The proportion of HCV cirrhosis inpatients with active HCV infection fell throughout the study period, from 93.8% in 2011 to 66.0% in 2015. The researchers then charted a steep stepdown in proportion of active infection in 2016, to 48.3%, and that proportion continued to fall to 40.1% in 2019 (P < 0.001 for drop from 2015 to 2019). Numbers of ICU admissions and deaths due to HCV cirrhosis hit highs of 106 and 43 in 2012, then fell to 73 and 31 in 2015, down to 50 ICU admissions and 21 deaths in 2019.

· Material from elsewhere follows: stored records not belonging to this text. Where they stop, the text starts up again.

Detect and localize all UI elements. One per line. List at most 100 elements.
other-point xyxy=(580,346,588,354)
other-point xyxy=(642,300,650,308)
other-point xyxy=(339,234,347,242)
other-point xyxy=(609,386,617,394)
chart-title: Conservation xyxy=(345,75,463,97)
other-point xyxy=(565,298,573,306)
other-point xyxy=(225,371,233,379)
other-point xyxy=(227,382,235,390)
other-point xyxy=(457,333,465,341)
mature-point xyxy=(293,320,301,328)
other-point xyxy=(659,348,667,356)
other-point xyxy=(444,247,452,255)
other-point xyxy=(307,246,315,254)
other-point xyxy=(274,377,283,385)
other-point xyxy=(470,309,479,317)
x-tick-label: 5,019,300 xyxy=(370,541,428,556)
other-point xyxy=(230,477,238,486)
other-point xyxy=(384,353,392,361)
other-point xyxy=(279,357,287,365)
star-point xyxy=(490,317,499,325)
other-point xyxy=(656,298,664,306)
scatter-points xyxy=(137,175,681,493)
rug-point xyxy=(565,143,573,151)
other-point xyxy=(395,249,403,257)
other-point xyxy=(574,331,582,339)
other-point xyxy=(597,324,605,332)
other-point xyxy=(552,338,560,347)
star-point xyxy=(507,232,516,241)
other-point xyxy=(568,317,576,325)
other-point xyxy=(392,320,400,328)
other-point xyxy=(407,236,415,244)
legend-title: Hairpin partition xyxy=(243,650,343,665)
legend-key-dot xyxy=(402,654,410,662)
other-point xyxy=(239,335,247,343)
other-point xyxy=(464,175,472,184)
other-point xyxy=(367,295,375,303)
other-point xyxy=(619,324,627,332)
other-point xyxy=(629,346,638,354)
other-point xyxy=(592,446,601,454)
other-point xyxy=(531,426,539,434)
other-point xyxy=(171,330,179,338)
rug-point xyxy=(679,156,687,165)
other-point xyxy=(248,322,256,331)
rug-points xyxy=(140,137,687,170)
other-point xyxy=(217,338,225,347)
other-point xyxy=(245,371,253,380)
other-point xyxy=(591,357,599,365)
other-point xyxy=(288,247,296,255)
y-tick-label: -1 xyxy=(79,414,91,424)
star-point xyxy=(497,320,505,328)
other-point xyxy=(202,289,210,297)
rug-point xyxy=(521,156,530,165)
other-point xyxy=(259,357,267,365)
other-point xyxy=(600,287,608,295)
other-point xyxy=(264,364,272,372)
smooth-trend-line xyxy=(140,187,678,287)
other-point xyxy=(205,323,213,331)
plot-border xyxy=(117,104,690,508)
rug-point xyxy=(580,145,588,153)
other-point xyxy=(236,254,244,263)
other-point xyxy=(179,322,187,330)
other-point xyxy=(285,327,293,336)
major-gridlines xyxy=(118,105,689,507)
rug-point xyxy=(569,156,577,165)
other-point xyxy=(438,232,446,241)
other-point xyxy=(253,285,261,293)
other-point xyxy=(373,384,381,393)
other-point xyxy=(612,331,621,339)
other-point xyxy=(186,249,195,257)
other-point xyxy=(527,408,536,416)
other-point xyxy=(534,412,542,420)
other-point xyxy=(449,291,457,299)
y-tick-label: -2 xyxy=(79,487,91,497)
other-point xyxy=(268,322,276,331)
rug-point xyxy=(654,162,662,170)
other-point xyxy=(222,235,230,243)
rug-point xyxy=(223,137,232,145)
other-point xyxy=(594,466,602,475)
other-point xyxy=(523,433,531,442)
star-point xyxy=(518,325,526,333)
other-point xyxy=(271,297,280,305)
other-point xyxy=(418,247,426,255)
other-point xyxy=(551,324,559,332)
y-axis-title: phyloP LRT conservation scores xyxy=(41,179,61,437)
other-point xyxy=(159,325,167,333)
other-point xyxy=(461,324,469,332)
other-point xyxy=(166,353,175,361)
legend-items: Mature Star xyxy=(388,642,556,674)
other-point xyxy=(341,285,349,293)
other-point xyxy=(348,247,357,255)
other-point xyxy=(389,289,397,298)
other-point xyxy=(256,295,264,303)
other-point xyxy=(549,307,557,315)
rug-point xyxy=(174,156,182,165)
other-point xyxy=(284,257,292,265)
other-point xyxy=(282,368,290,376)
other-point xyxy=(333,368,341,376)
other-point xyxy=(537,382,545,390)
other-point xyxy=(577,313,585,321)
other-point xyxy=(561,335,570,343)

Most demographic and clinical factors in people admitted with HCV cirrhosis did not change from 2011 through 2019. Median age stayed stable over that span (66 in 2011 and 64 and 2019), as did proportion of patients with hepatocellular carcinoma (50% in 2011 and 52% in 2019) and proportion with alcohol abuse (16% in 2011 and 21% in 2019). But the proportion of male HCV cirrhosis patients did appear to rise in recent years, from 59% in 2011 to 73% in 2018 and 71% in 2019.
Slope analysis with a binomial regression model let the researchers project where the downward trend in HCV cirrhosis admissions during 2015-2019 could end up in 2025, if prevailing forces continue. The Barcelona team estimated that HCV cirrhosis would account for only 2.3% of cirrhosis admissions to their liver unit in 2025. On the basis of this analysis, they predict that HCV cirrhosis "will be a marginal cause of hospital admissions in liver units in Spain."
The researchers conclude that DAA therapy ushered in not only a waning rate of cirrhosis admissions due to HCV in their liver unit, but also a significant reduction in hospital morbidity and mortality caused by HCV-related cirrhosis.
1. Rodriguez-Tajes S, Pocurull A, Castillo JA, et al. Direct-acting antivirals have substantially modified the profile of patients with cirrhosis who require hospitalization in Spain. EASL 2020, Digital International Liver Congress, August 27-29, 2020. Abstract THU384.